CHATHAM—Mayor John Howe announced at the Village Board meeting November 9 that as of Wednesday staff in the clerk’s office will return to working remotely and the Department of Public Works staff will go back to a Covid plan that includes not sharing village trucks.
Mayor Howe said that looking at the increase in Covid-19 cases in the county, he felt that “it’s a matter of when do we pull the trigger” on closing the clerk’s office and having employees work from home. He said he thought that time had arrived and he stressed a few times during the meeting that he wanted to be proactive and not reactive.
On Wednesday, the Village posted a statement on their Facebook page saying, “The office of the Village Clerk will be closed to the public until further notice due to the rise in Covid-19 cases in Columbia County. If you have any questions or concerns, please call us at 518 392-5821 ext. 2 or 3 and leave a message. We will get back to you as soon as possible. Garbage Stickers are still available at Citgo, Stewart’s, and Sunoco. You are also able to receive your trash stickers via mail if you leave a check in the lock box at the Village Clerk’s office along with your name, address, the amount of stickers and whether they are $2 or $3 stickers.”

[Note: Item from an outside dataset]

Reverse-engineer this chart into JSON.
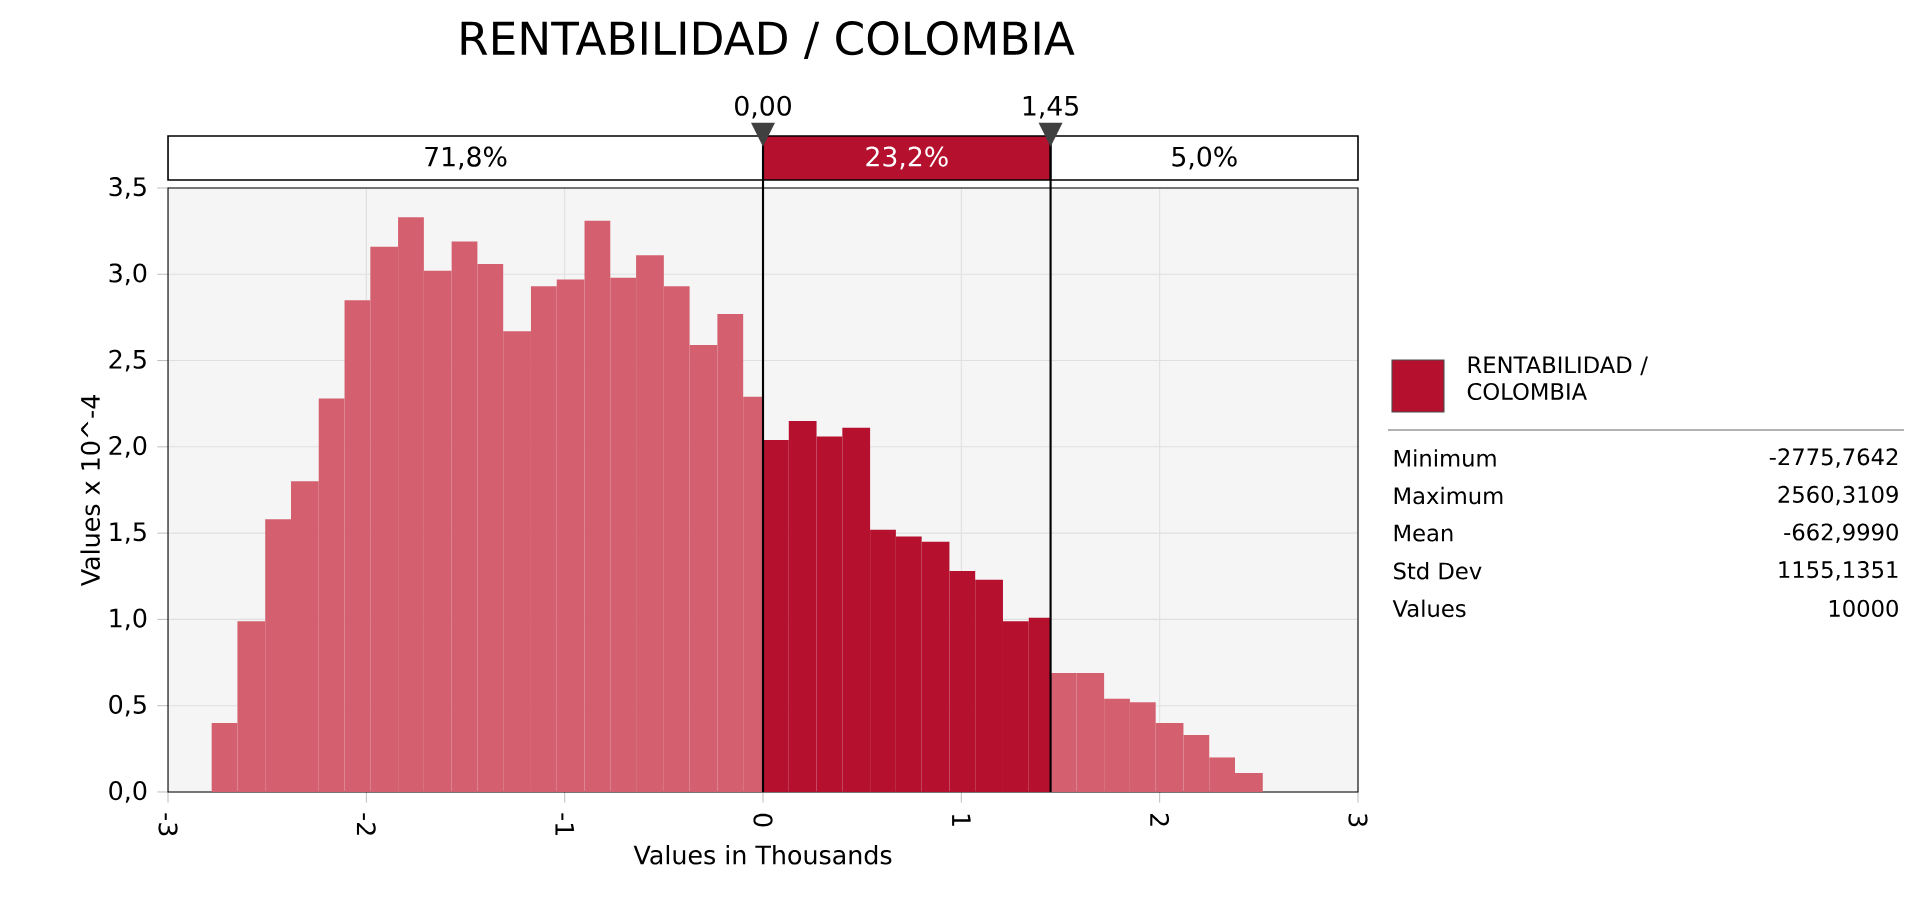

Mayor Howe said at Monday’s meeting, which was held online, that he had reached out to the county as well as the towns of Ghent and Chatham highway departments about a shared aid agreement, since, as he pointed out, the village DPW has only four workers. If one worker gets sick there may be an issue with quarantining the other employees. He worried what would happen in a snow emergency among other situations.
All Chatham village departments have submitted Covid plans to the board, the mayor said.
“I want to start to lock things down,” he said of the village offices.
Mayor Howe said Chatham town and village courts could continue to operate at the Tracy but he will talk to the village justice. He said that though the Tracy Memorial Village Hall may have to stay open, “we will not be in the building.”
He also said the Police Reform and Reinvention Collaborative Committee could still meet in-person for now, since they meet in the village firehouse, where they can be socially distant. But he said they will move online if needed.
“I don’t like the trend,” he said of the positive cases of Covid-19.
One proactive step the village took last month was to discourage door-to-door trick-or-treating on Halloween by not shutting down car traffic on Kinderhook Street (the busiest street in the village on that night) and working with the Chatham Fire Department on a drive-thru event at the fairgrounds.
Fire Department 1st Assistant Chief Paul Pratt attended the board meeting online and said that 411 cars drove through the fairgrounds for bags of candy on Halloween. Both Mayor Howe and Trustee Melony Spock thanked the Fire Department for the event and Deputy Police Chief Joe Alessi said the night “went smoothly.”
The board also discussed the Police Reform committee and getting information out to the public about when their meetings are scheduled. The committee will hold a public hearing at some point, but Mayor Howe said for now the meetings are open for the public to view. Trustee Jaimee Boehme, who is on the committee, said she was working on wording for the village’s website and Facebook page about the committee. She also said people can look at the state’s Police Reform Workbook that the committee is working with.
In June, Governor Andrew Cuomo signed the New York State Police Reform and Reinvention Collaborative executive order requiring local police agencies “to develop a plan that reinvents and modernizes police strategies and programs in their community based on community input. Each police agency’s reform plan must address policies, procedures, practices and deployment, including, but not limited to use of force,” according to a press release from the governor’s office.
Deputy Chief Alessi pointed out at the meeting that there is a time constraint with the committee’s work since the order says that police forces must adopt a plan by April 1, 2021 to be eligible for future state funding. Deputy Chief Alessi said he wanted to “renew my concerns that there is a time issue.”
‘We will not be in the building.’
Mayor John Howe
Village of Chatham
Mayor Howe confirmed to The Columbia Paper that Chatham Police Chief Peter Volkmann is still on paid administrative leave, which started on September 18.
Also at the meeting:
• The DPW report said that leaf pick-up will continue through the end of the month and there is work that still needs to be done on the retaining wall on Austerlitz Street. The village clerk also pointed out that the DPW would be reading water meters as well
• Mayor Howe said the sales tax revenues came in higher than anticipated. He pointed out that a monthly budget report is now posted on the village website, villageofchatham.com
• The board plans to publish a request for bids for work on the Tracy Memorial soon. The village received a state grant for the work
• The police will beginning ticketing for overnight parking on November 16.